È quanto emerge dall’indagine che oggi ha portato a far scattare l’operazione chiamata in codice “Sibilla” (QUI). Su ordine della Procura del capoluogo umbro, che ha lavorato costantemente in collegamento con quella di Milano, sono oggi finite in arresto due persone, una in carcere ed una posta ai domiciliari; mentre altre quattro sono state sottoposte ad altrettanti obblighi di presentazione alla polizia giudiziaria congiunti all’obbligo di dimora.

Le accuse contestate sono a vario titolo di istigazione a delinquere e istigazione a delinquere aggravata dalle finalità di terrorismo e di eversione dell’ordine democratico.

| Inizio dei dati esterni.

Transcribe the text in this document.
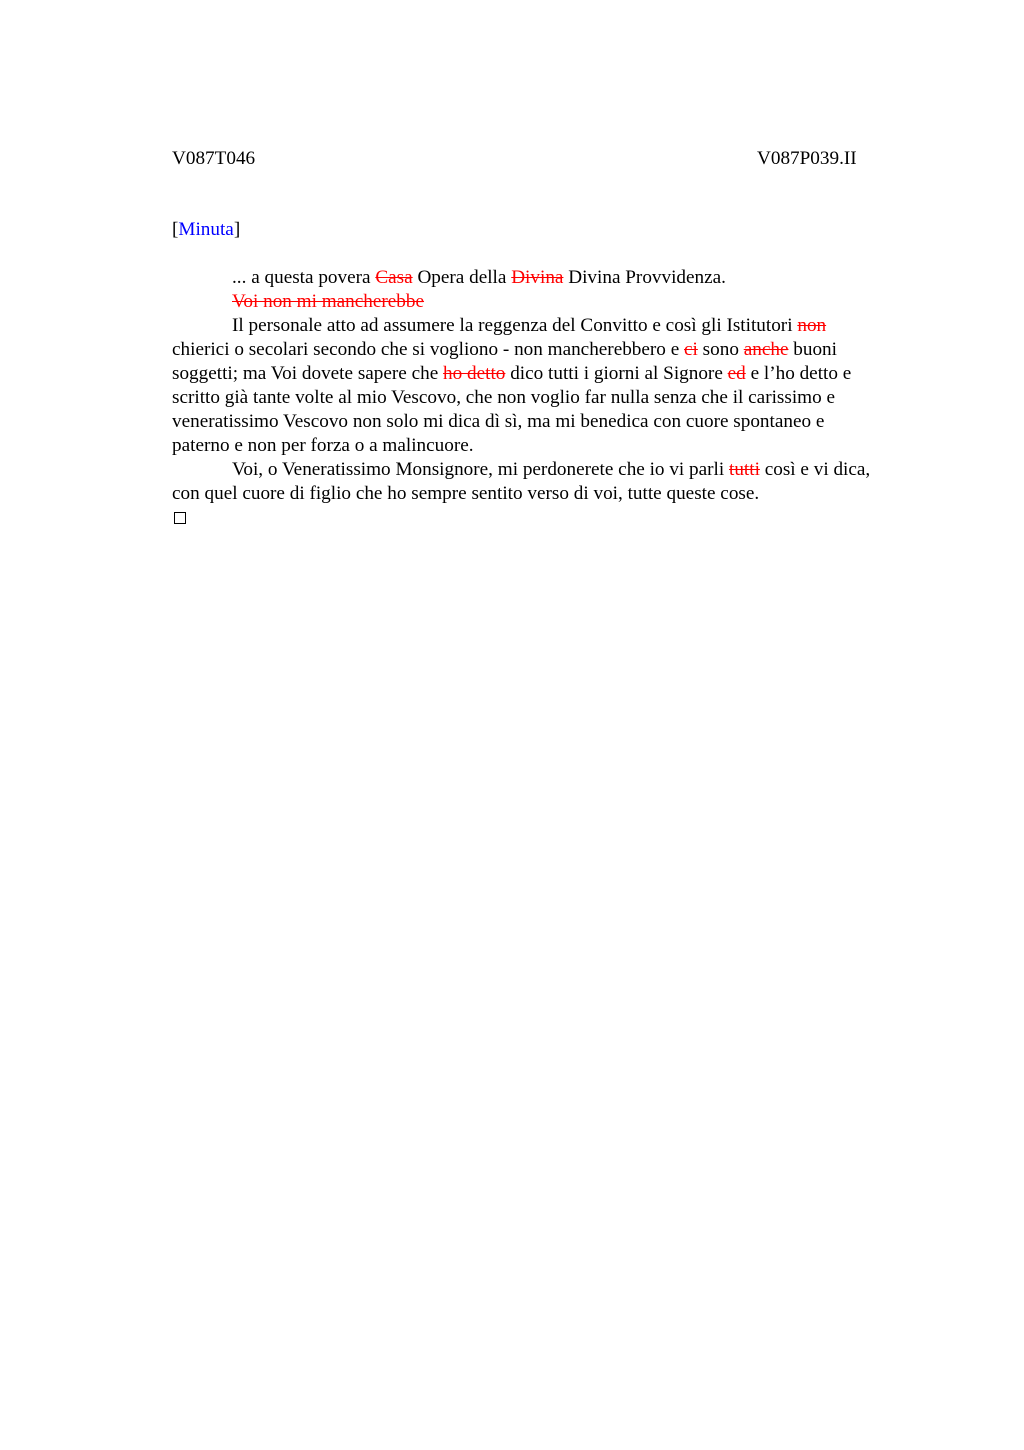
V087T046	V087P039.II
[Minuta]
... a questa povera Casa Opera della Divina Divina Provvidenza.
Voi non mi mancherebbe
Il personale atto ad assumere la reggenza del Convitto e così gli Istitutori non
chierici o secolari secondo che si vogliono - non mancherebbero e ci sono anche buoni
soggetti; ma Voi dovete sapere che ho detto dico tutti i giorni al Signore ed e l’ho detto e
scritto già tante volte al mio Vescovo, che non voglio far nulla senza che il carissimo e
veneratissimo Vescovo non solo mi dica dì sì, ma mi benedica con cuore spontaneo e
paterno e non per forza o a malincuore.
Voi, o Veneratissimo Monsignore, mi perdonerete che io vi parli tutti così e vi dica,
con quel cuore di figlio che ho sempre sentito verso di voi, tutte queste cose.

Il blitz è partito all’alba di stamani quando i Carabinieri del Ros, con il supporto dei colleghi dei relativi Comandi competenti territorialmente, hanno operato in ben dieci province di otto regioni: Cagliari, Cremona, Genova, Lecce, Massa, Perugia, Roma, Taranto, Viterbo, arrivando anche in Calabria, a Cosenza in particolare.

Come accennavamo, l’inchiesta apre uno spaccato sul presunto gruppo anarchico che avrebbe utilizzato la rivista clandestina su cui sono stati pubblicati degli articoli riconducibili ad Alfredo Cospito, considerato l’ideologo della Federazione Anarchica Informale, ma anche ad altri soggetti ritenuti appartenere allo stesso circuito eversivo.

“L’ATTACCO ALLO STATO E AL CAPITALE”
Articoli il cui contenuto – oltre a quello di propaganda e di proselitismo – secondo gli inquirenti integrerebbe l’istigazione alla commissione di “delitti non colposi contro la personalità dello Stato”.

Fin dal primo numero pubblicato, il nr. 0, infatti, gli articolisti avrebbero chiarito che il loro intento non sarebbe stato solo quello di fare un “giornale di denuncia di fatti particolarmente gravi” ma di far ripartire “l’attacco allo stato e al capitale”.

In quest’ottica gli investigatori sostengono si possano leggere una serie di danneggiamenti e attentati registrati a partire dall’ottobre 2017, e rivendicati da gruppi rientranti appunto nell’anarco-insurrezionalismo.

Fatti che dimostrerebbero quindi l’esistenza di un movimento “violento, potenzialmente interessato e recettivo rispetto ai messaggi provenienti dalla rivista Vetriolo”, spiegano gli inquirenti.

Su alcuni di questi episodi le indagini hanno portato a raccogliere degli elementi probatori anche relativi alla divulgazione sul web di documenti in chiave anti-carceraria, antimilitarista, di solidarietà ai detenuti e di istigazione alla violenza nei confronti delle Forze Armate dello Stato, oggetto di vilipendio anche attraverso scritte murali.

Contestualmente alle misure cautelari, sono state eseguite numerose perquisizioni su tutto il territorio nazionale. Inoltre, è stato eseguito un provvedimento di sequestro preventivo, emesso dal Giudice per le Indagini Preliminari, che ha previsto l’oscuramento di due siti internet utilizzati dal gruppo per diffondere, anche via web, i contenuti della rivista.